Untuk treatment kelas 6, aku merasa mereka lebih tertib. Jadi, unsur dialog aku kedepankan. Mungkin karena mereka sudah dekat UAN. Jadi kepribadian mereka lebih matang. Ketika menonton video testimoni dari Raffi, mereka sangat tertib menyimak. Mereka tak percaya bahwa Raffi Ahmad bersedia merekam pesan untuk mereka. Keterkejutan mereka, sama dengan keterkejutanku juga. Bahkan mereka dengan malu-malu menyampaikan video pesan balasan ke Raffi Ahmad. Mereka minta didoain agar sukses juga ujiannya.

Anteng Menyimak Video Penyemangat dari        Raffi Ahmad

Di akhir acara, aku meminta mereka menuliskan cita-cita di kertas post-it dan menuliskan juga cara dan tekad mereka mencapai cita-citanya di kertas lainnya. Mereka sangat bersemangat sekali. Aku melihat rasa optimisme yang terpendam dari wajah mereka. Sungguh, kembali ke SD itu, bisa membuat semangat hidup Anda bangkit lagi. Merasa melayang, masuk ke mesin waktu, dan serta merta memaksa diri merenung tentang arti penting hidup dan apa yang sudah dijalani selama ini.

Cita-cita keren

Jadi Ustadz! : Sebuah Pilihan!

Melepas Balon Cita cita

Saat meeting di Never Been Better Cafe, kami kedatangan tamu dari Kelompok sebelah yang bertugas di SD 02 Petojo Selatan. Mereka punya ide cemerlang. Di Akhir acara, mereka ingin melepas balon, sambil cita-cita anak ditempel di sana.

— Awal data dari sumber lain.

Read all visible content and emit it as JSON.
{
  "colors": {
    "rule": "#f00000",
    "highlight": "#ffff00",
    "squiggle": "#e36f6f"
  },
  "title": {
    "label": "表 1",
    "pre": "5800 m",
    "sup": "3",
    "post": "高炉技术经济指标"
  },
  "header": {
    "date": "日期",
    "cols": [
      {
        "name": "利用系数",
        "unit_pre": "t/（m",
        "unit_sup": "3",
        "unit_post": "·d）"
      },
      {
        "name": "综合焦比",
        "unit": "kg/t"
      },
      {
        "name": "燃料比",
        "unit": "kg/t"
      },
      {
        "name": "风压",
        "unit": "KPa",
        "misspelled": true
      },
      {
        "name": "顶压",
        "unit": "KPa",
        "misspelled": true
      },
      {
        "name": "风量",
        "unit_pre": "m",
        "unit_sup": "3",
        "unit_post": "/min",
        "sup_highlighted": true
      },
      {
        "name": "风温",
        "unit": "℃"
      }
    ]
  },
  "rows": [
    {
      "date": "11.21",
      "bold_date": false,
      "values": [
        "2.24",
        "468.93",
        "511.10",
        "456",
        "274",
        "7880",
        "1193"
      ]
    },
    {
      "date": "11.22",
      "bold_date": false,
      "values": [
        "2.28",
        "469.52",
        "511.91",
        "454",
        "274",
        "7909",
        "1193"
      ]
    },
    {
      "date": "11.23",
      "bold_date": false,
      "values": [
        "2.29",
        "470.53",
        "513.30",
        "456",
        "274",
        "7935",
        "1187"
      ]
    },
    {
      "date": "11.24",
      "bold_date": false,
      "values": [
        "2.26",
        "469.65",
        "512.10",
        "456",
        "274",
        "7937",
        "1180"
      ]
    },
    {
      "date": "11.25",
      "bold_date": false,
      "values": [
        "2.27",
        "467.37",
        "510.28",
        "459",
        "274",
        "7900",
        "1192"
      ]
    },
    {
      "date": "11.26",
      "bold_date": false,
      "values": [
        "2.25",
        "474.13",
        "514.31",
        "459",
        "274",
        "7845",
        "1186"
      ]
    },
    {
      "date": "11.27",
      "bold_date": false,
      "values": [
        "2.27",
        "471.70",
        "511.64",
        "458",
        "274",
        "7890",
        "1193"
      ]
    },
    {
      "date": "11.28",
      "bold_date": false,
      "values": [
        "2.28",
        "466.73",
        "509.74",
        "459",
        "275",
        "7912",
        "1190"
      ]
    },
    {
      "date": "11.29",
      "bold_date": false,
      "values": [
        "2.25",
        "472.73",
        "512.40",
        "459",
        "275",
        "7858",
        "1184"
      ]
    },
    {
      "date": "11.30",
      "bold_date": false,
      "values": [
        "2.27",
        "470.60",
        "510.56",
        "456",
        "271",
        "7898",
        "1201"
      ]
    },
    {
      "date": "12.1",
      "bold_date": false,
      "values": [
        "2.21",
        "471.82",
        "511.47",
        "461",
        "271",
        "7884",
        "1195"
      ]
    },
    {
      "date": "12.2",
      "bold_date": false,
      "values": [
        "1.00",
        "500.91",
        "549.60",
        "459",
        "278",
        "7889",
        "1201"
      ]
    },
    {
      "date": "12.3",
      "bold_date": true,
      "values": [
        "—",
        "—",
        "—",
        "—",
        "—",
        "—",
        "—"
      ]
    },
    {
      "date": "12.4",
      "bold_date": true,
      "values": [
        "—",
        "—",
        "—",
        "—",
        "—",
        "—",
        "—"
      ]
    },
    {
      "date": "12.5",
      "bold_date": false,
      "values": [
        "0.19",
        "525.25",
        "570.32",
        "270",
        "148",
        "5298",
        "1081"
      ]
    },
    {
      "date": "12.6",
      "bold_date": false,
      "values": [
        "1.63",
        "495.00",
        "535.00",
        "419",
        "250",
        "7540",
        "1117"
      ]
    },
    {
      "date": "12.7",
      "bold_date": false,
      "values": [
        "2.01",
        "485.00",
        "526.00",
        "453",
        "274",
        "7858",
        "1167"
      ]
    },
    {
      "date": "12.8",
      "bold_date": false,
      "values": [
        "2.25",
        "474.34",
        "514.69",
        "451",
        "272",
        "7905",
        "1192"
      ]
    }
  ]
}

Kami menyambut baik ide gila itu. Rasanya itu akan menambah semangat anak-anak, dan tentu terbayang kemeriahan di sana. Kami juga menambahkan bahwa selain menerbangkan cita-cita itu, kita juga harus merekam tekad anak-anak itu mengenai cita-citanya. Maka, kami menyediakan kertas untuk ditulisi target/ tekad mereka meraih cita-cita itu.

Kami menggunakan wadah toples kue untuk mengumpulkan list tekad itu. Ada 6 kotak berarti, sesuai jumlah kelasnya.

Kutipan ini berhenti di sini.